Zoom, a video conferencing company, has been criticised for its compliance with informed consent rules, although it has retracted its initial statements and is now exploring methods to get user permission. The absence of transparency may lead to significant legal and financial ramifications, since more than 70% of GDPR penalties are linked to a deficiency in the data controller’s transparency.
Generative AI mainly depends on large datasets for training, which raises concerns over copyright infringement and unlawful use of individuals’ data. Zoom’s plan to use recorded conversations for AI technology might possibly violate the informed consent requirement of GDPR. Getty Images, an American visual media company, has recently expressed concerns over the illegal use of its copyrighted photographs for AI models.
Websites sometimes enforce specific limitations on data scraping for AI models, emphasising the importance of organisations complying with copyright laws and privacy standards. The GDPR places significant emphasis on accuracy, requiring organisations using AI to do thorough data protection impact assessments to ensure compliance with the laws. Recent occurrences demonstrate the regulatory focus on ensuring that AI complies with laws and regulations while also fostering transparency in operations.

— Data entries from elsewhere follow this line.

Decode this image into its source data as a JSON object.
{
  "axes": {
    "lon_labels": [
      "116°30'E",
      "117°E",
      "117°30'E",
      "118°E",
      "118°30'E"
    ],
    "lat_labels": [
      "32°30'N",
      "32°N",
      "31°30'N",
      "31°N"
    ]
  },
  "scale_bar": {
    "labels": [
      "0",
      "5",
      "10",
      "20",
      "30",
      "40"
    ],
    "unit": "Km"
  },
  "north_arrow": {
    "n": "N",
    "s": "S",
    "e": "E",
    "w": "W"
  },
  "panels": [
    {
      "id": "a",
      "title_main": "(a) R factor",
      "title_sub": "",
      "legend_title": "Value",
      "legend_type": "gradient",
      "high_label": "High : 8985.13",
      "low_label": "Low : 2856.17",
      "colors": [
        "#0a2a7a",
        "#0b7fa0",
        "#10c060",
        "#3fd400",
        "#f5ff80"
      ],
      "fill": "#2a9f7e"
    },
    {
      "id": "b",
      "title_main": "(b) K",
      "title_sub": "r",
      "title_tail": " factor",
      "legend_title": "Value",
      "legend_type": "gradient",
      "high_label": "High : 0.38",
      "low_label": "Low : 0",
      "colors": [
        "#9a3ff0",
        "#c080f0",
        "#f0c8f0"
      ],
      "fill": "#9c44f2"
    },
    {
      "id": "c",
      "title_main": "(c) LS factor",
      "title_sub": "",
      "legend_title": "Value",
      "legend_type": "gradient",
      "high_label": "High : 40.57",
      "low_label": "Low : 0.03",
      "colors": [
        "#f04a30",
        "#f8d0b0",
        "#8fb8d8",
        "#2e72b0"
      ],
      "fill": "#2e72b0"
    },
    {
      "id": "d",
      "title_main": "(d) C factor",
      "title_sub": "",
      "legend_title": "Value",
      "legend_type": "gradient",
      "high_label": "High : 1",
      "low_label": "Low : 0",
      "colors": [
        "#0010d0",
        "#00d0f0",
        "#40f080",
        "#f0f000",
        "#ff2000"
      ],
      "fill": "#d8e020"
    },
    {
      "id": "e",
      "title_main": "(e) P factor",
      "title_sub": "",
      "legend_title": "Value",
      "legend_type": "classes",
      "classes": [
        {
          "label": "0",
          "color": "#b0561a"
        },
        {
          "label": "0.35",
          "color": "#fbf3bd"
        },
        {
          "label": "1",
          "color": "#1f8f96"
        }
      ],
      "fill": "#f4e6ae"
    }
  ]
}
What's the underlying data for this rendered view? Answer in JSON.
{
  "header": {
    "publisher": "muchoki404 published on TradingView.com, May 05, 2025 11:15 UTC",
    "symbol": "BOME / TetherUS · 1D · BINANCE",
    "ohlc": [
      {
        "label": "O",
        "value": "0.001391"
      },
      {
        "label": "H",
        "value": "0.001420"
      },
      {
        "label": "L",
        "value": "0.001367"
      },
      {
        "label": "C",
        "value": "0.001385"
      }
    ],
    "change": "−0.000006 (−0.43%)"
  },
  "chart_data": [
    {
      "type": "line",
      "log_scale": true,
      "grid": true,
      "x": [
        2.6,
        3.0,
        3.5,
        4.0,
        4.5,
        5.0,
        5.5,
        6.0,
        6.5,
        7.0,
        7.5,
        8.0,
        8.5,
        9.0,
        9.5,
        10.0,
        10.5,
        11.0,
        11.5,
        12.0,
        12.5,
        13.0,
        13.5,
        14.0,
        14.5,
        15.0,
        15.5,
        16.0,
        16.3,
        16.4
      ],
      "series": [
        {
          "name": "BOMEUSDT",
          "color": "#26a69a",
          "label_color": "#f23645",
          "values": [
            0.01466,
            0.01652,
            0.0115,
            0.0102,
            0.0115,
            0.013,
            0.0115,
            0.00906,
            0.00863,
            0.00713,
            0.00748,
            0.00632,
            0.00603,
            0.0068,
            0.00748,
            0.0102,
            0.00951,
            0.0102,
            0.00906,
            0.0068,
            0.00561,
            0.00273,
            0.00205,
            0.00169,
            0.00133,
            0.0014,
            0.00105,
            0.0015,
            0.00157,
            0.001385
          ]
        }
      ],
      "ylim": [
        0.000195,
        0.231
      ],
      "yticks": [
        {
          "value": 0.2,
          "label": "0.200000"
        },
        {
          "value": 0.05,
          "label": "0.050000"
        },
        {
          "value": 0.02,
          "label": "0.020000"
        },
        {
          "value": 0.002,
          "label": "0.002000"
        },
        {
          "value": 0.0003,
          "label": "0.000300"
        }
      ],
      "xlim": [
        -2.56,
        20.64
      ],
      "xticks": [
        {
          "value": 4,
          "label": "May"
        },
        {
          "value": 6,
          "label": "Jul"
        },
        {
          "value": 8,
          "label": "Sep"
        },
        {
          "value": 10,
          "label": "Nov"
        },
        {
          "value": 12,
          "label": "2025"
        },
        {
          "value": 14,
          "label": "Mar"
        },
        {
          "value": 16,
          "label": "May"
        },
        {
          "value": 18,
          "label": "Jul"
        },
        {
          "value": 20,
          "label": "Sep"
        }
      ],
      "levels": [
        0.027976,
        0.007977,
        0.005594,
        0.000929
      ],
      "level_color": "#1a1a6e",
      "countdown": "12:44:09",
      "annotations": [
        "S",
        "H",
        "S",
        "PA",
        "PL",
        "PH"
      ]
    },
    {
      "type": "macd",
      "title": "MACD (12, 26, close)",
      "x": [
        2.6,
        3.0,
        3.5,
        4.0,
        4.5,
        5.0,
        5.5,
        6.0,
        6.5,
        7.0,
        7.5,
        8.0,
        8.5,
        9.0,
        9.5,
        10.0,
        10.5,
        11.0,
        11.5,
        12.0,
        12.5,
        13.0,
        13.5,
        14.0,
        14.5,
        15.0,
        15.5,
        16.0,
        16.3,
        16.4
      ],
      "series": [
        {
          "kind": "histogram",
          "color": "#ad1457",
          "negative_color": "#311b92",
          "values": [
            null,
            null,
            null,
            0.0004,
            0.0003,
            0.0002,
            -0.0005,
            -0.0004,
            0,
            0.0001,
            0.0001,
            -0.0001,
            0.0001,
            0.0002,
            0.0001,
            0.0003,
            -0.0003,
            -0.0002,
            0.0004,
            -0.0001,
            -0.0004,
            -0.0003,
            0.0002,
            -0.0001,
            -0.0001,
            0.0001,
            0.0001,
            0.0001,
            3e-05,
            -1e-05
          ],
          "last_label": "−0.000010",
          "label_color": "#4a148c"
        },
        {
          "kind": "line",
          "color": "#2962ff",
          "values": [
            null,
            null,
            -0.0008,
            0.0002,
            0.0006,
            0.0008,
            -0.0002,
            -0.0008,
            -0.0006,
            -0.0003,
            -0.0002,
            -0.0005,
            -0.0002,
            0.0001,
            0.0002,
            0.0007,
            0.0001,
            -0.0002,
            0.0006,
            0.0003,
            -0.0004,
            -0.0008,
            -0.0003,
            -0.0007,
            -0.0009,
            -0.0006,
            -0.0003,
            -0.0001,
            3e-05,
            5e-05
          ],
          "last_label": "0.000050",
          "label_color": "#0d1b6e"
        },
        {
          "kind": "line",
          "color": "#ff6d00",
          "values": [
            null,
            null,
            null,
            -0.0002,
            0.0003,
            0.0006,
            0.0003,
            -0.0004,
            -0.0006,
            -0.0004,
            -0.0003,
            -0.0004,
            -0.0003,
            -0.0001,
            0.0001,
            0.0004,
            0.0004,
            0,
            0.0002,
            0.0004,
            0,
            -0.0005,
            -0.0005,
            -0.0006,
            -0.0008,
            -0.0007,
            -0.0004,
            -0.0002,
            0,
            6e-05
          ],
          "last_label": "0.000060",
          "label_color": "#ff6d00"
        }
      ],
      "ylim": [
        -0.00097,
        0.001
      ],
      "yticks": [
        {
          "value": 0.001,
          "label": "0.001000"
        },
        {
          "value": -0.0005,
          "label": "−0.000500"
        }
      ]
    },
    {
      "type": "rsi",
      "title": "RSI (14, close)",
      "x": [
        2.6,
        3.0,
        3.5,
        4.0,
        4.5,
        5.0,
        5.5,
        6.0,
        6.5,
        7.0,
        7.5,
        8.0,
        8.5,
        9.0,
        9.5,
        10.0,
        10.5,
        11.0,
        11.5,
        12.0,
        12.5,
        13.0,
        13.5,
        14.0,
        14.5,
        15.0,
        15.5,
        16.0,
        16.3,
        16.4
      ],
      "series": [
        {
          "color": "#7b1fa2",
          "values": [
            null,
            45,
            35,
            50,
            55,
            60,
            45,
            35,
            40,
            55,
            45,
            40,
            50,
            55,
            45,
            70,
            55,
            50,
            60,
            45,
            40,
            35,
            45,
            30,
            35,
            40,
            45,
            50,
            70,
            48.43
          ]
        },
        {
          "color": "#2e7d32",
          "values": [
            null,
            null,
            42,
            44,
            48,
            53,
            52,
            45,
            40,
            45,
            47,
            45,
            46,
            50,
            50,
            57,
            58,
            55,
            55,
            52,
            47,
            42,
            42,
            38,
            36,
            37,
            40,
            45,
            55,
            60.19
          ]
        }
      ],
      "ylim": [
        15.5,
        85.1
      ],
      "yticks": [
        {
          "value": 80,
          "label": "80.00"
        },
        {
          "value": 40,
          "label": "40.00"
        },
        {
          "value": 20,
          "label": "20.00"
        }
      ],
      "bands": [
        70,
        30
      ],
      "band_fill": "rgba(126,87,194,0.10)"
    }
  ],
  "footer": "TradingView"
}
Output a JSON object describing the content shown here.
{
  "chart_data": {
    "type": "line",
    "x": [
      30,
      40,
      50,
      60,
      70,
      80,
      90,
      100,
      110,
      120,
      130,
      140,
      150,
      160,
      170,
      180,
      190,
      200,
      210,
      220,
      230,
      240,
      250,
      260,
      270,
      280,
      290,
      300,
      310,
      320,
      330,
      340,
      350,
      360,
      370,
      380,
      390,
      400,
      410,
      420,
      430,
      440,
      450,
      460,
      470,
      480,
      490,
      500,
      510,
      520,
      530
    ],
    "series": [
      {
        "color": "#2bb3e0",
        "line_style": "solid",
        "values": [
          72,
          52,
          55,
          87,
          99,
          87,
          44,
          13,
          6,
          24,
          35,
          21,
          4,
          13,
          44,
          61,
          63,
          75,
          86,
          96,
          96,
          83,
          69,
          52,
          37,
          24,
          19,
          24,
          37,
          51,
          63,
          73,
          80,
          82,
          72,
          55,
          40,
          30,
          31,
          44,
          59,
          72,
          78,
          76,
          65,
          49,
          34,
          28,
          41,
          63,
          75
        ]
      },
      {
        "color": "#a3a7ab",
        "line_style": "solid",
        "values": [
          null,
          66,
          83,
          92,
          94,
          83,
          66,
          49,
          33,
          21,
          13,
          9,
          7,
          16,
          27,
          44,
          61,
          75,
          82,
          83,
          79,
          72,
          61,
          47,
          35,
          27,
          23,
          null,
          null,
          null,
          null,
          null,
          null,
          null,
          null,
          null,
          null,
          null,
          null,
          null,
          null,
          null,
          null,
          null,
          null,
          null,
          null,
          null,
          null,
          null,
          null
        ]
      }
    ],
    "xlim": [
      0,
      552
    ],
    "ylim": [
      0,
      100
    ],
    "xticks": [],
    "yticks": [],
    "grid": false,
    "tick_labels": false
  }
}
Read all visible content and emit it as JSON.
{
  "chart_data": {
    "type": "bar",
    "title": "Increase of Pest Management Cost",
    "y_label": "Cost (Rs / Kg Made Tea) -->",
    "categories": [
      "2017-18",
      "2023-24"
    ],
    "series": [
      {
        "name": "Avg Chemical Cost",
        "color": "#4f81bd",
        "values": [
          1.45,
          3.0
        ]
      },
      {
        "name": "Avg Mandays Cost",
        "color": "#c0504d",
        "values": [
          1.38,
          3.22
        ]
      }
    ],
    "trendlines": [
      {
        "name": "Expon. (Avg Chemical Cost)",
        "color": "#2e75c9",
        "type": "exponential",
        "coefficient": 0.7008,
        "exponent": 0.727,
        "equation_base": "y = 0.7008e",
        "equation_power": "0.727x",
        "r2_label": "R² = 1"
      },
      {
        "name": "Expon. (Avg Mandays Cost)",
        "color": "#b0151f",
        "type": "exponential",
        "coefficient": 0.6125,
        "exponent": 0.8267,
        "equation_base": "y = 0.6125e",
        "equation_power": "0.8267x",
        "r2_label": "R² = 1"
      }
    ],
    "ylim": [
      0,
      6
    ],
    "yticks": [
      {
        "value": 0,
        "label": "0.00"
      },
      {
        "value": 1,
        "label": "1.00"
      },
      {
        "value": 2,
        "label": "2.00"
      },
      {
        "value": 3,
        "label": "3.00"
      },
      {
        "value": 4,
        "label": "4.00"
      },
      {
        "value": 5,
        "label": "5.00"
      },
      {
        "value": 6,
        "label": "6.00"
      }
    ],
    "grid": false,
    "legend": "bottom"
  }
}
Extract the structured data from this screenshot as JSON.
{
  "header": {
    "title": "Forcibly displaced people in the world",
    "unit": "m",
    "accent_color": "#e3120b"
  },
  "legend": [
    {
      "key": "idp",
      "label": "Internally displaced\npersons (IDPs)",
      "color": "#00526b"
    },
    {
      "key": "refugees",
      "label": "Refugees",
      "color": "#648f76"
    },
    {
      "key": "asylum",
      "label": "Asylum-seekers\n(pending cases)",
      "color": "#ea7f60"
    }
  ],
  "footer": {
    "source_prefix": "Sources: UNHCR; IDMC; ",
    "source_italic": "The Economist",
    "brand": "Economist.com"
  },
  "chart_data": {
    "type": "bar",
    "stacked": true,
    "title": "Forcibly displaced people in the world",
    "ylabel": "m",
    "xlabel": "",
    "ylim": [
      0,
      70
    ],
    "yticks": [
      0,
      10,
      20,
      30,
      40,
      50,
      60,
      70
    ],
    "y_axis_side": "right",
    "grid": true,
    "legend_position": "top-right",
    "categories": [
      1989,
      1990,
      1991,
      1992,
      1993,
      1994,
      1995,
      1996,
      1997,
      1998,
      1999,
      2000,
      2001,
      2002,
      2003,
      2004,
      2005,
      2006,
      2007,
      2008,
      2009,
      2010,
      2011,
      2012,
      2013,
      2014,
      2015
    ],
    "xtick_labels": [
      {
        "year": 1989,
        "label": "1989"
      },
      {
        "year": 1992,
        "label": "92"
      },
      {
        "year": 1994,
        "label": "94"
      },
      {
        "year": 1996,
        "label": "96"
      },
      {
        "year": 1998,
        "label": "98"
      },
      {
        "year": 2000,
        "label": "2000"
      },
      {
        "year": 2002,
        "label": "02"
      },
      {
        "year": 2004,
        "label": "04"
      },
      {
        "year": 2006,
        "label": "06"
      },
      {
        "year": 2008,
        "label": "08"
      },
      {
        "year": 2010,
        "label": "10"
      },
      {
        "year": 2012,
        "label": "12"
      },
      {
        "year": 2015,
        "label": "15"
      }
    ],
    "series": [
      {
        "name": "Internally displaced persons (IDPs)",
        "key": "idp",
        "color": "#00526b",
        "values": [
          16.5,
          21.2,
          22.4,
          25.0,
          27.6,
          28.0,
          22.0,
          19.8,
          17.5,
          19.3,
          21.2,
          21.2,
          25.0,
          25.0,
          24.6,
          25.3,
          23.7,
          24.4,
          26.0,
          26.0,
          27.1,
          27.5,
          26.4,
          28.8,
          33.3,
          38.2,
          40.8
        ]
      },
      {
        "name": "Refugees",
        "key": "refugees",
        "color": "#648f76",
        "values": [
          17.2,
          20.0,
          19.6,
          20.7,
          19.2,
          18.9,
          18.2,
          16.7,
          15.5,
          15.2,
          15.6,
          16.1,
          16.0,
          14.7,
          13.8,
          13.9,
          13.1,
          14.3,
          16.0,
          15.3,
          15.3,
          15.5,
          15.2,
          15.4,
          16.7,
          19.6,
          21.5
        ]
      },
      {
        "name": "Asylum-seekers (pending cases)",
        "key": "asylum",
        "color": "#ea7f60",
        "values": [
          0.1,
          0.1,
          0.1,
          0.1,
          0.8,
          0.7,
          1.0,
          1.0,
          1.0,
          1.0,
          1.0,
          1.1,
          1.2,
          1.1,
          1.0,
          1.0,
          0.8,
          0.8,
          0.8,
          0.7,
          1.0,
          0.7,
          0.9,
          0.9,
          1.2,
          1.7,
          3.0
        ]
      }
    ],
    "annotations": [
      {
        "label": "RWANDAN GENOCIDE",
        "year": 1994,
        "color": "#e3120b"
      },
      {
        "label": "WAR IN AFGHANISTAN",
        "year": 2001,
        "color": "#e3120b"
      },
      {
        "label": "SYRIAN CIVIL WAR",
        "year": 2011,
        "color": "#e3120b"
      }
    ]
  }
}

Investigations and prohibitions were imposed on rideshare and Food delivery applications in Italy as a result of their Artificial Intelligence practises. Spain undertook comprehensive research on the use of Artificial Intelligence in recruitment processes, with a particular focus on highlighting the need for transparency in the applicant selection process. Google’s Bard case, similar to the Facebook dating problem, saw a temporary suspension in the EU due to its failure to do a mandatory Data Protection Impact Assessment (DPIA).
In order to tackle the challenges related to compliance and data protection posed by AI, organisations must give priority to principles such as transparency, impartiality, and the lawful use of data. Conducting a data protection impact assessment is crucial, especially when Artificial Intelligence is used in Know Your Customer (KYC), due diligence, and job application processes. Ultimately, it is essential for firms using AI to place the utmost importance on adhering to regulations and safeguarding data integrity.